ЖАНРЫ

История всемирной литературы в девяти томах: том шестой
Шрифт:

Конечно, она с самого начала была писателю известна. В конце «Рене» отец Суэль уже отчитывал героя за его безмерную гордыню, за отдаление от людей. Но эффект этой морали не показывался — на сцене оставался Рене, у которого само смирение было паче гордости, и некоторые критики (например, П. Барберис) даже предполагали, что эта проповедь могла быть добавлена задним числом к изначальному, по замыслу более трагическому и «беспросветному» комплексу «Начезов». В «Мучениках» главенствует тема подвижнической смерти за идею, воспринимаемую как более гуманная. В силу этого исторически — мифологическая эпопея Шатобриана предстает и весьма современной с этической точки зрения, ибо она «в эпоху грубого гедонизма Директории и раболепия Империи» стремится утвердить «героическое презрение к личным благам, способность жертвовать жизнью ради убеждений, как бы они ни были химеричны» (Б. Г. Реизов).

Чрезвычайно существенна в этом отношении и тема сопоставления религий, постоянная для Шатобриана. В эпоху работы над «Начезами», «Атала» и «Рене» в этой теме преобладал экзотический интерес — хотя уже и там, наряду с программной апологией христианства, утверждалась красота и человечность «естественных» индейских верований. В «Мучениках» христианская религия, безусловно, приподымается над языческими, но это в принципе, а в конкретных судьбах героев (Велледа) язычество не исключает их глубокой человечности. Наконец, в «Истории последнего из Абенсеррахов» различные вероисповедания, по сути, уже рассматриваются как равноправные и вторичные по сравнению с такими общечеловеческими принципами морали, как духовное благородство, верность и честь. Но в ней смягчаются как черты демонстративной индивидуалистической экзальтации, так и черты догматической религиозности; она все больше становится утопией чисто нравственного совершенства.

По видимости более отрешенный в своих художественных произведениях, чем Сталь, от проблематики «современный человек и мир», Шатобриан, при всех его противоречиях, по — своему ее воплощает, и в этом смысле его творчество расположено на общей линии обостренного интереса французских романтиков к психологии «сына века».

Наиболее непосредственно эта психология запечатлена на данном этапе в романах Этьена Пивера де Сенанкура (1770–1846) «Оберман» (1804) и Бенжамена Констана (1767–1830) «Адольф» (1806–1807, опубл. 1816).

Роман Сенанкура часто рассматривался лишь как французская вариация на вертеровскую тему.
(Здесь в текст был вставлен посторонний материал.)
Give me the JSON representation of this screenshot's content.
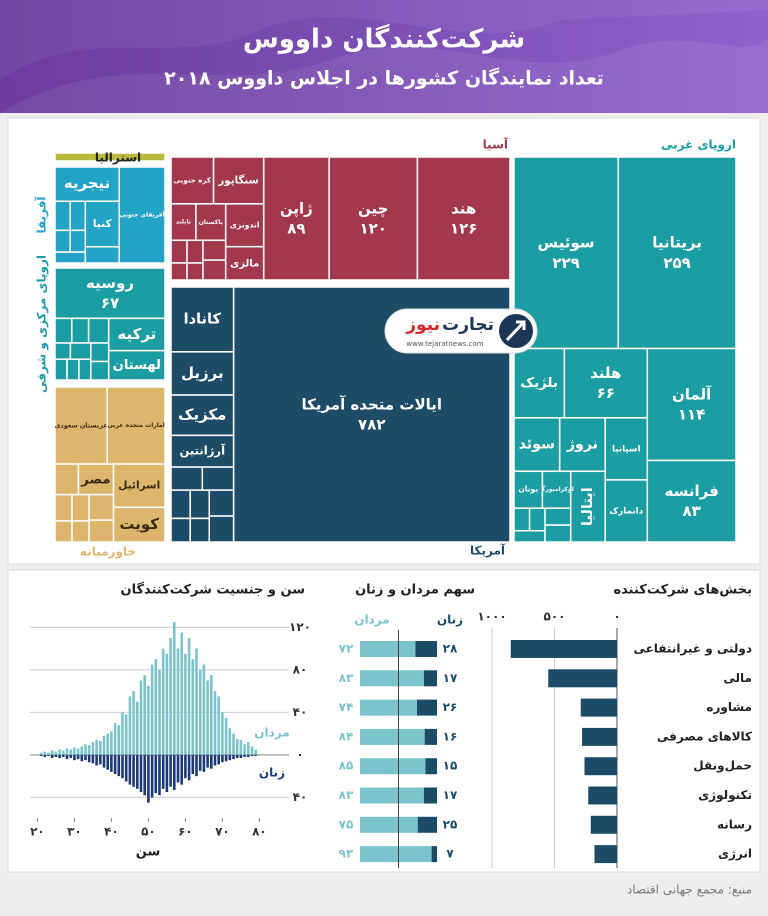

Но эта очередная анатомия меланхолической души была и одним из самых романтических произведений эпохи. Не случайно роману суждено было пережить второе рождение в пору расцвета романтизма во Франции: в 1833 г. он был переиздан Сент — Бёвом (как «одна из самых правдивых книг века») и в этом же ключе сочувственно проанализирован Жорж Санд. Именно тогда «зазвучали» такие стороны содержания и формальной структуры сенанкуровского романа, как предельная монологичность, принципиальная несистематизированность и противоречивость размышлений «обо всем», резкий разрыв между искренней жаждой общности и столь же искренним отвращением к тем ее формам, которые являл шумный мир наполеоновской империи.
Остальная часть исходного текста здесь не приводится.